Vladislav Molchan

Personal information
- Full name: Vladislav Igorevich Molchan
- Date of birth: 21 September 2000 (age 25)
- Place of birth: Saint Petersburg, Russia
- Height: 1.89 m (6 ft 2 in)
- Position: Defender

Team information
- Current team: Caen
- Number: 5

Youth career
- 2018–2020: Zenit Saint Petersburg

Senior career*
- Years: Team / Apps / (Gls)
- 2018: Zenit-2 Saint-Petersburg / 4 / (0)
- 2020: Yenisey Krasnoyarsk / 3 / (0)
- 2020–: Caen / 0 / (0)
- 2021–: Caen B / 28 / (1)

= Vladislav Molchan =

Russian footballer (born 2000)

Vladislav Igorevich Molchan (Владислав Игоревич Молчан; born 21 September 2000) is a Russian professional footballer who plays as a defender for Ligue 2 club Caen.

==Career==

=== Early career ===
Molchan is a product of Zenit Saint Petersburg's academy.

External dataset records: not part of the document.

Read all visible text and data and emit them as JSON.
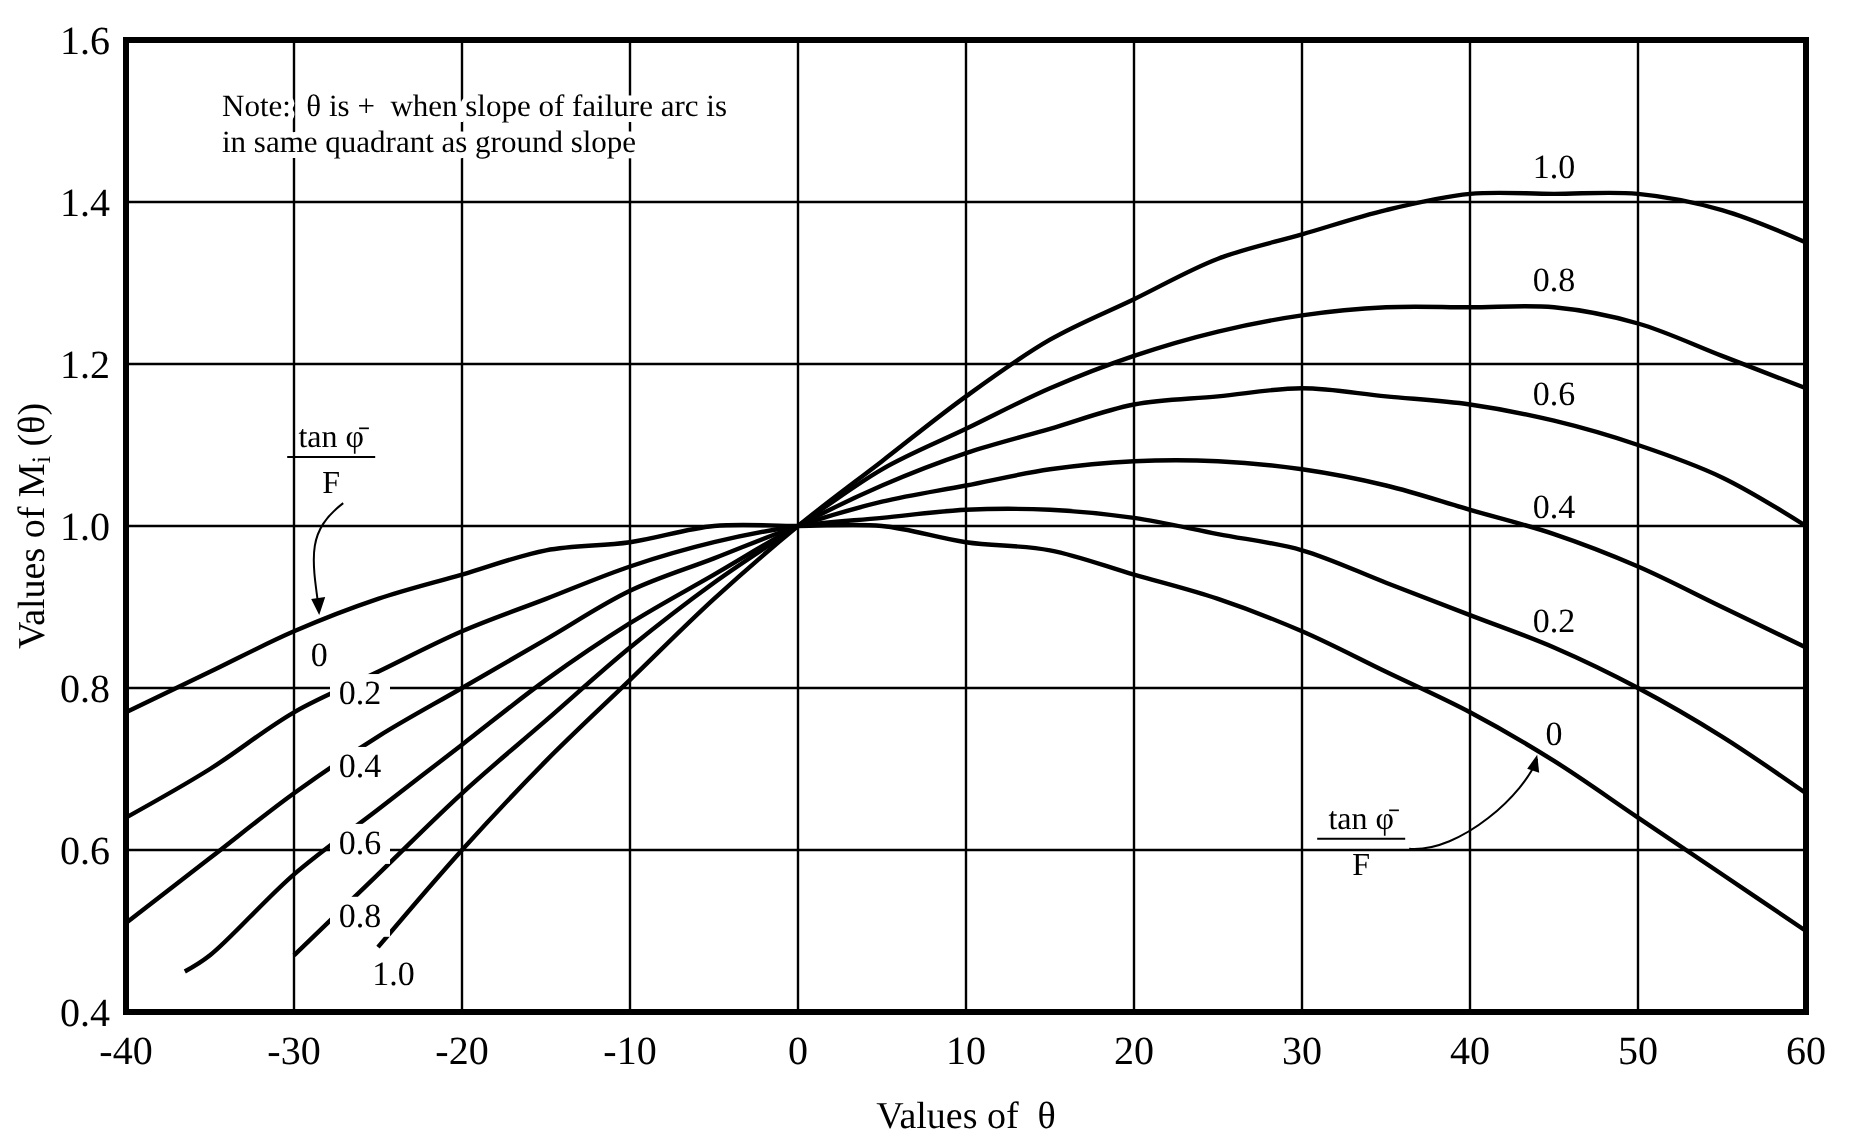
{
  "chart_data": {
    "type": "line",
    "xlabel": "Values of  θ",
    "ylabel": "Values of M$_{i}$ (θ)",
    "xlim": [
      -40,
      60
    ],
    "ylim": [
      0.4,
      1.6
    ],
    "xticks": [
      -40,
      -30,
      -20,
      -10,
      0,
      10,
      20,
      30,
      40,
      50,
      60
    ],
    "yticks": [
      0.4,
      0.6,
      0.8,
      {
        "value": 1,
        "label": "1.0"
      },
      1.2,
      1.4,
      1.6
    ],
    "grid": true,
    "marker": "none",
    "line_style": "solid",
    "series": [
      {
        "name": "0",
        "color": "#000000",
        "x": [
          -40,
          -35,
          -30,
          -25,
          -20,
          -15,
          -10,
          -5,
          0,
          5,
          10,
          15,
          20,
          25,
          30,
          35,
          40,
          45,
          50,
          55,
          60
        ],
        "values": [
          0.77,
          0.82,
          0.87,
          0.91,
          0.94,
          0.97,
          0.98,
          1.0,
          1.0,
          1.0,
          0.98,
          0.97,
          0.94,
          0.91,
          0.87,
          0.82,
          0.77,
          0.71,
          0.64,
          0.57,
          0.5
        ]
      },
      {
        "name": "0.2",
        "color": "#000000",
        "x": [
          -40,
          -35,
          -30,
          -25,
          -20,
          -15,
          -10,
          -5,
          0,
          5,
          10,
          15,
          20,
          25,
          30,
          35,
          40,
          45,
          50,
          55,
          60
        ],
        "values": [
          0.64,
          0.7,
          0.77,
          0.82,
          0.87,
          0.91,
          0.95,
          0.98,
          1.0,
          1.01,
          1.02,
          1.02,
          1.01,
          0.99,
          0.97,
          0.93,
          0.89,
          0.85,
          0.8,
          0.74,
          0.67
        ]
      },
      {
        "name": "0.4",
        "color": "#000000",
        "x": [
          -40,
          -35,
          -30,
          -25,
          -20,
          -15,
          -10,
          -5,
          0,
          5,
          10,
          15,
          20,
          25,
          30,
          35,
          40,
          45,
          50,
          55,
          60
        ],
        "values": [
          0.51,
          0.59,
          0.67,
          0.74,
          0.8,
          0.86,
          0.92,
          0.96,
          1.0,
          1.03,
          1.05,
          1.07,
          1.08,
          1.08,
          1.07,
          1.05,
          1.02,
          0.99,
          0.95,
          0.9,
          0.85
        ]
      },
      {
        "name": "0.6",
        "color": "#000000",
        "x": [
          -36.5,
          -35,
          -30,
          -25,
          -20,
          -15,
          -10,
          -5,
          0,
          5,
          10,
          15,
          20,
          25,
          30,
          35,
          40,
          45,
          50,
          55,
          60
        ],
        "values": [
          0.45,
          0.47,
          0.57,
          0.65,
          0.73,
          0.81,
          0.88,
          0.94,
          1.0,
          1.05,
          1.09,
          1.12,
          1.15,
          1.16,
          1.17,
          1.16,
          1.15,
          1.13,
          1.1,
          1.06,
          1.0
        ]
      },
      {
        "name": "0.8",
        "color": "#000000",
        "x": [
          -30,
          -25,
          -20,
          -15,
          -10,
          -5,
          0,
          5,
          10,
          15,
          20,
          25,
          30,
          35,
          40,
          45,
          50,
          55,
          60
        ],
        "values": [
          0.47,
          0.57,
          0.67,
          0.76,
          0.85,
          0.93,
          1.0,
          1.07,
          1.12,
          1.17,
          1.21,
          1.24,
          1.26,
          1.27,
          1.27,
          1.27,
          1.25,
          1.21,
          1.17
        ]
      },
      {
        "name": "1.0",
        "color": "#000000",
        "x": [
          -25,
          -20,
          -15,
          -10,
          -5,
          0,
          5,
          10,
          15,
          20,
          25,
          30,
          35,
          40,
          45,
          50,
          55,
          60
        ],
        "values": [
          0.48,
          0.6,
          0.71,
          0.81,
          0.91,
          1.0,
          1.08,
          1.16,
          1.23,
          1.28,
          1.33,
          1.36,
          1.39,
          1.41,
          1.41,
          1.41,
          1.39,
          1.35
        ]
      }
    ],
    "annotations": [
      "Note:  θ is +  when slope of failure arc is\nin same quadrant as ground slope",
      {
        "text": "tan φ̄\nF",
        "x": -28.5,
        "y": 0.89
      },
      {
        "text": "tan φ̄\nF",
        "x": 44,
        "y": 0.72
      }
    ]
  }
}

He was the captain of the U19 team of the club, and played two UEFA Youth League matches during the 2019–20 season.

Molchan made his debut in the Russian Football National League for Zenit-2 Saint Petersburg on 17 July 2018 in a game against Tambov. He left Zenit in 2020 to join Yenisey Krasnoyarsk, where he would go on to play a total of three games.

=== Caen ===
In October 2020, Molchan signed for Ligue 2 club Caen in a deal worth €11,000. Due to a visa problem, he arrived in Normandy in early December. He started the 2021–22 season in the reserve team that plays in the fourth tier of French football.